A Opinión del 17/4/25

La censura a narcocorridos es insuficiente; reflejan una realidad social que solo cambiará con justicia, oportunidades y transformación profunda.

Prohibir no basta: el trasfondo de los narcocorridos en nuestra sociedad

Seré honesto: no me desagrada del todo la idea de censurar los narcocorridos. Y celebro que el Congreso del Estado de Aguascalientes haya decidido dar ese paso. A tres días del arranque de la Feria Nacional de San Marcos (FNSM), se aprobó una reforma al Código Penal del Estado que tipifica como delito la apología del crimen, sancionando con penas de cárcel y multas a quienes, a través de la música o representaciones artísticas, exalten o justifiquen a personas vinculadas con la delincuencia organizada, el uso de armas prohibidas o el narcotráfico.

Con el voto de 20 de los 26 legisladores presentes, se adicionó el artículo 178 E bajo el tipo penal Provocación a Cometer un Delito o Apología del Delito. El mensaje es contundente: en uno de los escenarios más visibles y escuchados del año, el Estado no quiere corridos que glorifiquen al crimen.

Sin embargo, aunque comprendo la intención, también me parece importante señalar —como lo he mencionado en diversas entregas— que prohibir no basta. La música, al final del día, es un reflejo de la sociedad. Y mientras la sociedad siga exigiendo este tipo de contenidos, la ley se convertirá en una barrera frágil que difícilmente detendrá la fuerza de lo que ya está arraigado en el imaginario colectivo.

El narcocorrido no es solo una canción: es el relato —a veces brutal, otras veces heroico— de un país que lleva décadas lidiando con el cáncer del narcotráfico. Lo verdaderamente preocupante no es que se cante sobre narcos, sino que estos personajes sean vistos como modelos de éxito. El narcotráfico, en muchos contextos, se ha vuelto una salida ante la pobreza, una vía rápida para escapar del abandono, una promesa de poder para quienes nunca lo han tenido.

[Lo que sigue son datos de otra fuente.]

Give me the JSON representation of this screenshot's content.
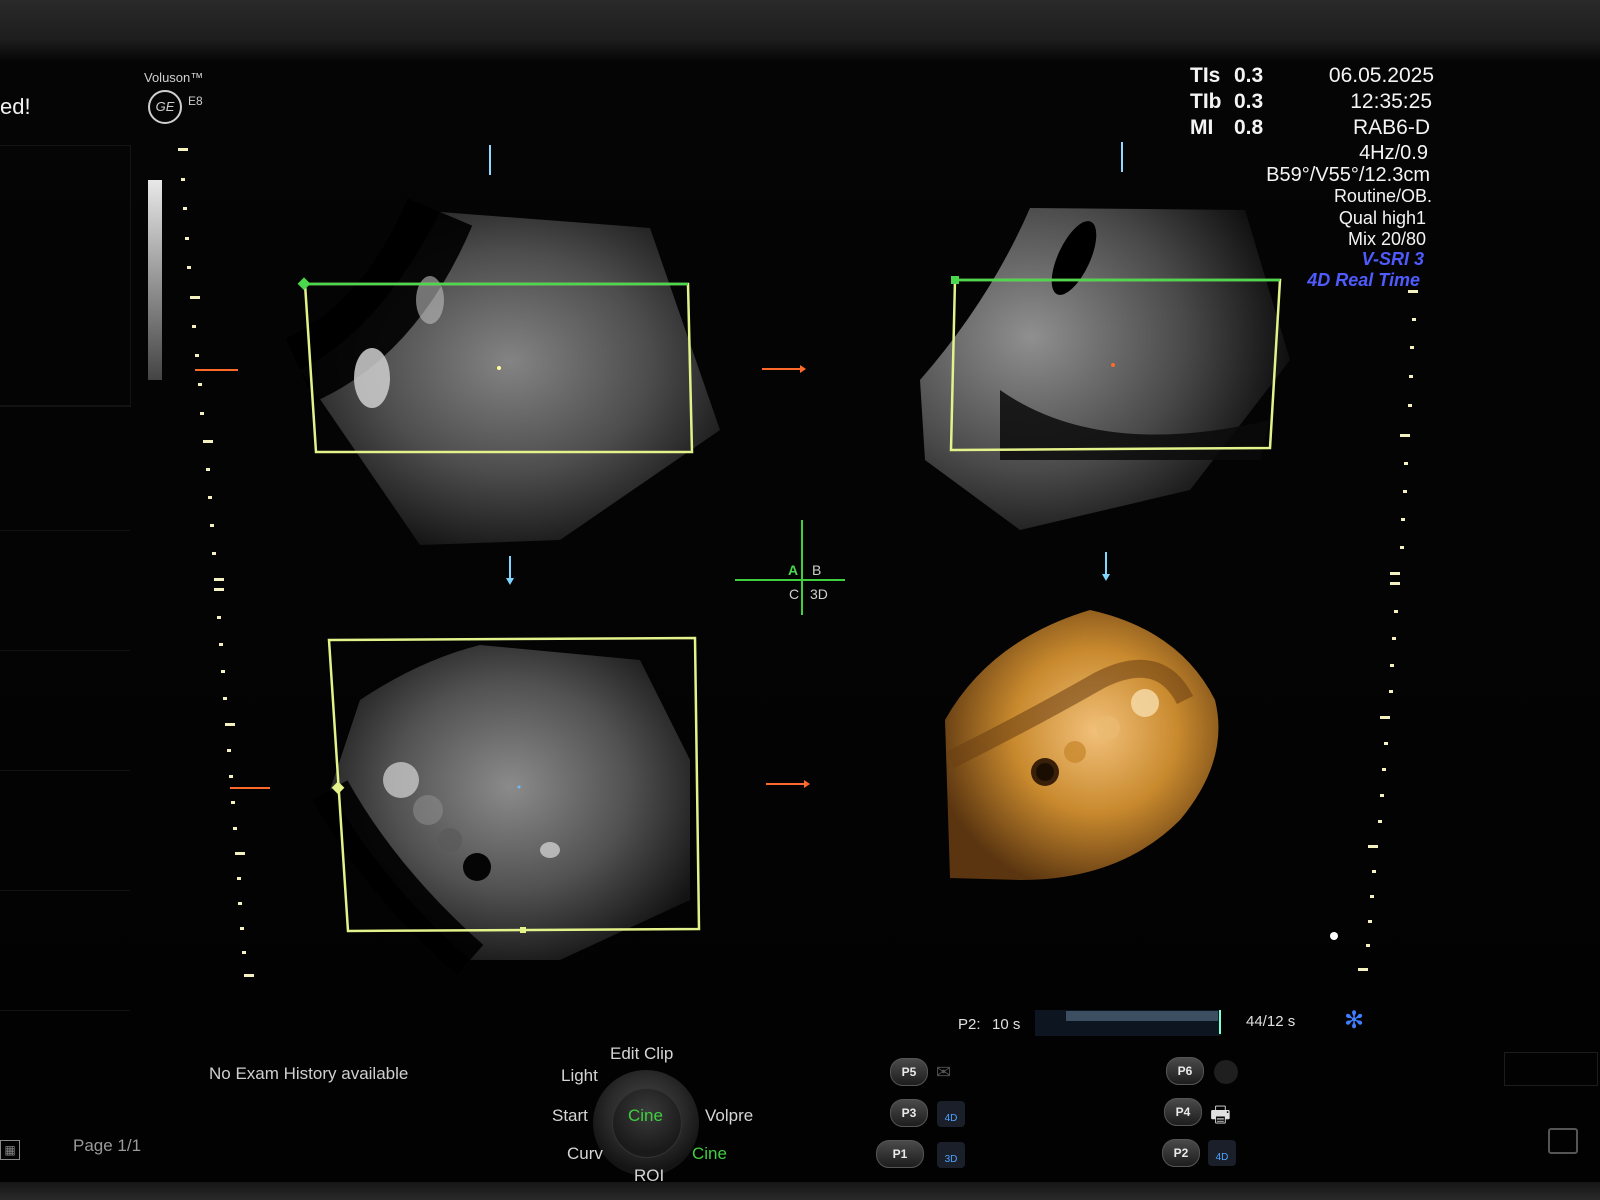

Y ahí están los narcocorridos, como crónicas de esa aspiración rota. Vanagloriando al delincuente, sí, pero también ofreciendo un espejo a miles de jóvenes que, en su día a día, ven más posibilidades en el crimen que en la escuela. Niños que compran armas de juguete cada vez más realistas en cualquier mercado, que conocen a alguien de su misma colonia que ya tiene camionetas de lujo, y que crecen en un país donde el crimen organizado ha penetrado hasta los huesos de la vida pública.

La música no es la causa del problema, sino su síntoma. Silenciarla puede ser un acto de autoridad, pero no una solución. Mientras no se atiendan las causas estructurales de la desigualdad, la marginación y la falta de oportunidades, los narcocorridos seguirán sonando —aunque sea a escondidas— porque representan una narrativa que mucha gente siente como propia.

No se trata de justificar ni de romantizar el fenómeno. Se trata de entender —y seguir señalando, como en entregas anteriores— que la crisis de seguridad pública no se resolverá con leyes simbólicas, sino con políticas profundas que transformen el entorno social que da origen a estos ídolos de papel y sangre.

Solo cuando logremos que la esperanza pese más que la desesperación, y que el futuro valga más que el dinero fácil, tal vez dejaremos de escuchar estos corridos como himnos y comenzaremos a escribir una historia distinta. Una donde el arte no tenga que reflejar la violencia para sentirse real.